If ur just smoking one item, say a turkey, where do you put the rack, top, middle or bottom , what I'm wanting to know is how close to the heating element do you put it?


----------



## BandCollector (Nov 28, 2020)

Depending on how large your turkey is will determine where in the smoker it will fit and of course which type of smoker you have to accommodate it.

Best thing to do is place the turkey where it will fit comfortably in the smoker and put a temperature probe on the same level as the turkey.  Also place another probe in the turkey .  Now you can monitor the smoker's temp as well as the turkey's. 

I hope this helps,

John


----------



## normanaj (Nov 28, 2020)

Depends on the smoker.What do you have?


----------



## tripleh (Nov 28, 2020)

BandCollector said:


> Depending on how large your turkey is will determine where in the smoker it will fit and of course which type of smoker you have to accommodate it.
> 
> Best thing to do is place the turkey where it will fit comfortably in the smoker and put a temperature probe on the same level as the turkey.  Also place another probe in the turkey .  Now you can monitor the smoker's temp as well as the turkey's.
> 
> ...


I have a Bradley digital 4 rack rack, I did a turkey thanksgiving day, the smoker set at 270 deg. Was supposed to cook for 2.5 to 3 hrs and reach a temp of 164 but it never got over 149 for 3.5 hrs. Had it next to the top rack. wondering if It should have been lower?


----------



## Brokenhandle (Nov 28, 2020)

If you don't have enough probes to check on hot or cold spots some have bought store bought biscuit or bun dough and place throughout their smokers to show hot and cold spots.

Ryan


----------



## tripleh (Nov 28, 2020)

tripleh said:


> I have a Bradley digital 4 rack rack, I did a turkey thanksgiving day, the smoker set at 270 deg. Was supposed to cook for 2.5 to 3 hrs and reach a temp of 164 but it never got over 149 for 3.5 hrs. Had it next to the top rack. wondering if It should have been lower?


----------



## tripleh (Nov 28, 2020)

The smoker has a temp gage on control panel.


----------



## SmokinAl (Nov 29, 2020)

The problem is most factory temp gauges are inaccurate. That is why most everybody has a back up external thermometer to monitor both the pit temp. & the meat temp. You may find that your not really cooking at 270.
Al


----------



## Bearcarver (Nov 29, 2020)

tripleh said:


> I have a Bradley digital 4 rack rack, I did a turkey thanksgiving day, the smoker set at 270 deg. Was supposed to cook for 2.5 to 3 hrs and reach a temp of 164 but it never got over 149 for 3.5 hrs. Had it next to the top rack. wondering if It should have been lower?

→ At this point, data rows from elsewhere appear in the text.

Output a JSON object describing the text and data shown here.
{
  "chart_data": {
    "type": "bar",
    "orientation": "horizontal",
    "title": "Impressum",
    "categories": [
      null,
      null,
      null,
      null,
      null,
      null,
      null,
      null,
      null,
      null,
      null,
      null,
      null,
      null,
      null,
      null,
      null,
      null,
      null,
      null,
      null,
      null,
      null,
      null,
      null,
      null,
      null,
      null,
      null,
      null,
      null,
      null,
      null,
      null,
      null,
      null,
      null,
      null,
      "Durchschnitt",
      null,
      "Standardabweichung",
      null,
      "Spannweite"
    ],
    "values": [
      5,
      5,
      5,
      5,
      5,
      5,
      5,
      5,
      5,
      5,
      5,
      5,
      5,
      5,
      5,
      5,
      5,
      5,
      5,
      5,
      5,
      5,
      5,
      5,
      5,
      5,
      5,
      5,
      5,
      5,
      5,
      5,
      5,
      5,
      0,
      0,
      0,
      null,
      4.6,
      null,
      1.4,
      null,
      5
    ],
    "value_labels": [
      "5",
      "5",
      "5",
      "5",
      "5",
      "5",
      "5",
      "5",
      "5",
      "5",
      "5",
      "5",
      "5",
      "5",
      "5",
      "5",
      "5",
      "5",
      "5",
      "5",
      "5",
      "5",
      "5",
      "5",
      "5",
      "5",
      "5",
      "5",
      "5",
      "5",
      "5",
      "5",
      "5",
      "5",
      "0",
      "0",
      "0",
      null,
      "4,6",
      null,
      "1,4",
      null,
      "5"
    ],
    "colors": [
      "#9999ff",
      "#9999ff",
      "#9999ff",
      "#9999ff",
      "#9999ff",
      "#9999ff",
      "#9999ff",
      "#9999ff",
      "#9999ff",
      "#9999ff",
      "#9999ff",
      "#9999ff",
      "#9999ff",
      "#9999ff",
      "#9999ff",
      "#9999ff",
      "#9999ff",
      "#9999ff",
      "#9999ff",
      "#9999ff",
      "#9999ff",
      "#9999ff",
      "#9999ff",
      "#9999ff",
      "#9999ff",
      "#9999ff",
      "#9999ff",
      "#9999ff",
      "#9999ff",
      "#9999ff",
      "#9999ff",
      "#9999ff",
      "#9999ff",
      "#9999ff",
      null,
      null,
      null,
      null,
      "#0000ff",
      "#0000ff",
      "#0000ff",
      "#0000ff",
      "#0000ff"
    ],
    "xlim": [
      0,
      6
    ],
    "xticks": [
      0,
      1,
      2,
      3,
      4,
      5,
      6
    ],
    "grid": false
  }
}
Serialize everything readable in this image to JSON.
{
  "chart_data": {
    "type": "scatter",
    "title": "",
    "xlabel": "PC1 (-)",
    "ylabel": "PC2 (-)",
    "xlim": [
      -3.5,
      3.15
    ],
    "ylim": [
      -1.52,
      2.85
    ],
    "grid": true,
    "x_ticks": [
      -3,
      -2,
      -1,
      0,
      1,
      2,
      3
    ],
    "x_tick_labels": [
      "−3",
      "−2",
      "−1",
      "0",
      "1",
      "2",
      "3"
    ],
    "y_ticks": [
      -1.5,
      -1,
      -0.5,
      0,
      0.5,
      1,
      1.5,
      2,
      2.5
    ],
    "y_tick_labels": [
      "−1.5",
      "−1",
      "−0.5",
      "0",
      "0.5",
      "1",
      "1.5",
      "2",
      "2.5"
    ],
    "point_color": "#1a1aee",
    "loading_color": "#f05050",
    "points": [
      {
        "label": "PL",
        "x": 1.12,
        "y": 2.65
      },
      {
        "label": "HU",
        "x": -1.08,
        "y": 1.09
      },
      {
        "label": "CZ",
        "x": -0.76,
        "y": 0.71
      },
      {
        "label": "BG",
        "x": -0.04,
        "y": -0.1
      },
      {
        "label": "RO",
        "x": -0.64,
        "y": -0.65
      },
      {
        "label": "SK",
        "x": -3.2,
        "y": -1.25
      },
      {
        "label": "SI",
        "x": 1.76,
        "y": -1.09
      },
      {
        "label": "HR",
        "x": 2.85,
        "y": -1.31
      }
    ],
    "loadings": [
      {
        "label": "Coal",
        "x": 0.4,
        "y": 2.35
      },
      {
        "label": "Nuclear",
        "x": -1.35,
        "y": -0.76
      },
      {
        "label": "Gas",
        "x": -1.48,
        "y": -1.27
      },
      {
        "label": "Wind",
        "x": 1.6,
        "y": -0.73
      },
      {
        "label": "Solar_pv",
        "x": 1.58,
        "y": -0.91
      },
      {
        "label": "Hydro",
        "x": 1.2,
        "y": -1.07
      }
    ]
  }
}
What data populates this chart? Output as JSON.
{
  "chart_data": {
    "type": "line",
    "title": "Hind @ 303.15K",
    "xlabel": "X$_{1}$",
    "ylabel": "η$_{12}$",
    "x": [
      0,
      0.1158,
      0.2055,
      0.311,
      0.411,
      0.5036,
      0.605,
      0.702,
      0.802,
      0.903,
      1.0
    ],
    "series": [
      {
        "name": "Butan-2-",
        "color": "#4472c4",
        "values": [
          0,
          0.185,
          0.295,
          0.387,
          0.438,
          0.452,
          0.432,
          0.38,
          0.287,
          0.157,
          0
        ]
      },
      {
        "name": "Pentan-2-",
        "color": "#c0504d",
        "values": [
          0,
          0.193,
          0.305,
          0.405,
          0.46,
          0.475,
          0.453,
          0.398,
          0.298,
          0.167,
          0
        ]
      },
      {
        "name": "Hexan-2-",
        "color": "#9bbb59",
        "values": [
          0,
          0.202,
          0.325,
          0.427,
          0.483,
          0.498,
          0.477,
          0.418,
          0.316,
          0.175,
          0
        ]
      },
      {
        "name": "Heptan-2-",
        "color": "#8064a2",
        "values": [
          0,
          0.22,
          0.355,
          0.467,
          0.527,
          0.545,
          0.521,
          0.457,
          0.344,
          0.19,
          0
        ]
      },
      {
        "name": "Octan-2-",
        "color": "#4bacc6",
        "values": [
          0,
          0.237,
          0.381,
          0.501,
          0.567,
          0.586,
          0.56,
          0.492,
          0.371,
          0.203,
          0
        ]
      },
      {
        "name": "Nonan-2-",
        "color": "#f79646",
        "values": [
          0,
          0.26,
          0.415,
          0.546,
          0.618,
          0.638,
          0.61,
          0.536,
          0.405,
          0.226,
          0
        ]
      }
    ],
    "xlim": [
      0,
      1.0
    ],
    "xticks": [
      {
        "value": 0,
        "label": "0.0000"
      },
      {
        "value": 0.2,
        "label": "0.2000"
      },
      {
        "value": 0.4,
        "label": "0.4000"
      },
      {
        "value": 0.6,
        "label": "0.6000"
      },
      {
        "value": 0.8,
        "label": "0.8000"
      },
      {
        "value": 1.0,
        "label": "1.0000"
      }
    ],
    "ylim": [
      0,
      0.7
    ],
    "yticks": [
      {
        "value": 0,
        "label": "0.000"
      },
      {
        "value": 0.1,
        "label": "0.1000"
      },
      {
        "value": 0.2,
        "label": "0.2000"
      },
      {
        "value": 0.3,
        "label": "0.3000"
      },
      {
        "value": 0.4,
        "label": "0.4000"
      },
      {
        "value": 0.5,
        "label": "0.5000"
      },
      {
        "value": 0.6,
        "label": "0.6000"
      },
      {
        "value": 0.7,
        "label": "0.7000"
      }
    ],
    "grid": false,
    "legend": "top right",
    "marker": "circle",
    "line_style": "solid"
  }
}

It was set at 270°, but was it actually 270° inside that Smoker. I have heard Bradleys were a little "Underpowered".
When I use my MES 40, I put things in there as far as I can get them from the heating element, because I want to Smoke-cook the food---Not Grill it.
Things smaller than a Turkey, I almost always use the 2nd rack from the top.
If I have enough food to need multiple racks, I use them in the following order.
This is with a 4 rack MES smoker:
1 Rack-----Rack #2
2 Racks----Rack #1 and #2
3 Racks----Rack #1, #2, and #3
I never use Rack #4-----It's too close to the Heating Element. IMO

If I had to use all 4 racks, like for Jerky or Beef Sticks, I would be sure to rotate Racks #1 and #4, because #4 is too close to the Heating Element.

Bear


----------